In March of 2001, more than 45 000 Christians united for a Day of Repentance and Prayer at the Rugby Stadium in Cape Town. It was a day of intense intercession that transformed lives and was reflected by a changing city in the months to come. Testimonies of transformation caused the vision to be spread into the rest of South Africa and planning immediately started for similar prayer gatherings in eight provinces of South Africa for 2002.

"We had no big name speakers, just ordinary people with a passion for particular issues like youth, AIDS, leadership among church leaders, political and business leaders. We prayed for HIV/AIDS leaders of the country and for people on drugs."

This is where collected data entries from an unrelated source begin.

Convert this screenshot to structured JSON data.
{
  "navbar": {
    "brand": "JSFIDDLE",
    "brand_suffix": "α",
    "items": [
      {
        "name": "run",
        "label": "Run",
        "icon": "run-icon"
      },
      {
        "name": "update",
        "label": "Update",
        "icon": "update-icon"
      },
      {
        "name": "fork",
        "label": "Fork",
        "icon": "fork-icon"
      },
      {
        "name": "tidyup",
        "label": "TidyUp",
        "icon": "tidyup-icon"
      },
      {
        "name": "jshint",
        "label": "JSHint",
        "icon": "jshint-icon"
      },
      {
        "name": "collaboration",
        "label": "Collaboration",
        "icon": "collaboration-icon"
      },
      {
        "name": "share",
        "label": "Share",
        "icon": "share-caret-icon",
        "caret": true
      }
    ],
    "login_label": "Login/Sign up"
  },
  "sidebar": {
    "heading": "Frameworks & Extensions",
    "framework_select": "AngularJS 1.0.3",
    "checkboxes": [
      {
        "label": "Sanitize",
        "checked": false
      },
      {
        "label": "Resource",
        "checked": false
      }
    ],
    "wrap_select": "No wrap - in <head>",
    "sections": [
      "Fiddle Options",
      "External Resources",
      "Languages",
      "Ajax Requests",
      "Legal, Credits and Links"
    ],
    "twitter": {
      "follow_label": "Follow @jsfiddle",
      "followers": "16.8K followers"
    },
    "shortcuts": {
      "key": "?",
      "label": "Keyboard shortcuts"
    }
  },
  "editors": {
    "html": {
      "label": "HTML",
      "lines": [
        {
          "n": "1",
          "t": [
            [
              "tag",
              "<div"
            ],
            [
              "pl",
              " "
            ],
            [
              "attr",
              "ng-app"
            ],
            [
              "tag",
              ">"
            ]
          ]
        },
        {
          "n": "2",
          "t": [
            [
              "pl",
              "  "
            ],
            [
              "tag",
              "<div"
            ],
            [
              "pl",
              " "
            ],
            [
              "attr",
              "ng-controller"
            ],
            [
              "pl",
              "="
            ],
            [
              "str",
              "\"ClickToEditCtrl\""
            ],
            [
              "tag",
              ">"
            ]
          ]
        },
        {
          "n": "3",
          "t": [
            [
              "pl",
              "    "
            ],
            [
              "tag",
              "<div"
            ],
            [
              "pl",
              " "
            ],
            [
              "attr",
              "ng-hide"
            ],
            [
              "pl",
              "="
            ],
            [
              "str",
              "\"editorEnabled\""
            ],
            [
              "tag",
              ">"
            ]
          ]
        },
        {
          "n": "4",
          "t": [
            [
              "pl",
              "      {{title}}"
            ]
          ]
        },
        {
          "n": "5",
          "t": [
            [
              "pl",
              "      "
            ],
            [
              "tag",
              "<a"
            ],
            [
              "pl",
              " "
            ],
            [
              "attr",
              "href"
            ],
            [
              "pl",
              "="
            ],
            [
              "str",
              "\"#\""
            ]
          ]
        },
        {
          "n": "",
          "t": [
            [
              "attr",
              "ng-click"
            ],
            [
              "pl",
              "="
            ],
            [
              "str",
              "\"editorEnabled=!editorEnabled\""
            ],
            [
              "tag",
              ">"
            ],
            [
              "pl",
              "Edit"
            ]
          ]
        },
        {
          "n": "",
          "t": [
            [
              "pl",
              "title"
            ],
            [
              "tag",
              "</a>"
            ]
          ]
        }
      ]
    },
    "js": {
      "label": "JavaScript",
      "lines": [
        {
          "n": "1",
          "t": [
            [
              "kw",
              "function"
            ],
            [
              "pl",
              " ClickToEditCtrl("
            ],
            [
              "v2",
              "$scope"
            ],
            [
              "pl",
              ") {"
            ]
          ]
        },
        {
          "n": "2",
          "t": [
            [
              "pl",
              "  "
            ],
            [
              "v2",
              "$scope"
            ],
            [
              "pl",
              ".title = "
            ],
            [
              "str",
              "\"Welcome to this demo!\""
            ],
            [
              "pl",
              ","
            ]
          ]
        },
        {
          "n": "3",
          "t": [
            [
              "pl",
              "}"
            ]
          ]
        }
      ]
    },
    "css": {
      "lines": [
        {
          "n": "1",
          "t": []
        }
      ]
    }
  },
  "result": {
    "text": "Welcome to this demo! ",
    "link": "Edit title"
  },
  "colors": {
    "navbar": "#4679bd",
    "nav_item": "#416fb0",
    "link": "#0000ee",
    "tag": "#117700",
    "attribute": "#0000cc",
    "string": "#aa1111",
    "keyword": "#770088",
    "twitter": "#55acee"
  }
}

The following year in February 2002, Power said he was about to have a second day of prayer (it was three weeks away), when he ended up going to a men's gathering in the wine growing district of Cape Town. "About 15 men showed up. A particular speaker from the Cape Flats - a 28-year old young man - spoke and his topic was the Holy Spirit. He had been a gangster from the age of 15 to 19 but had a radical conversion and here he was that morning chatting with 15 farmers and business men. I had a radio interview and after doing it I came back I found eight men lying on the floor...slain in the Spirit.

"The former gangster said 'I will pray for you.' I hit the deck and after five minutes I jumped up and felt electricity going through for me for over one and half hours. I was having the most dynamic experience in my life. I kept hearing God booming through my body, "I am the spine, I am the head of the spine, I am the King of Kings". The pain up my back felt like pins and needles and a picture of Cape Town formed around my body. God was showing me the next step - the whole of southern Africa would participate in a Day of Prayer.

"As I felt pins and needles go through my shoulders and head, I suddenly understood that God desired to spread the Global Day of Prayer throughout the whole of Africa.. I saw God's arms reaching around the globe and that Africa with all its problems was the center of a spiritual revival and that Africa would be a light to the world in my life time.

"This vision had an even bigger challenge: The whole of Africa was to gather in a Day of Repentance and Prayer, changing Africa to become a "light to the world". Eventually, Africa was to invite all the nations of the globe to unite in this move of transformational prayer."

In May of 2002, Christians in South Africa gathered in eight different venues for a Day of Repentance and Prayer. Again, the testimonies of church unity and the healing of communities inspired leaders to expand the vision into the rest of Africa. At a Summit in September 2002, leaders of nine African countries agreed on the vision "Africa for Christ".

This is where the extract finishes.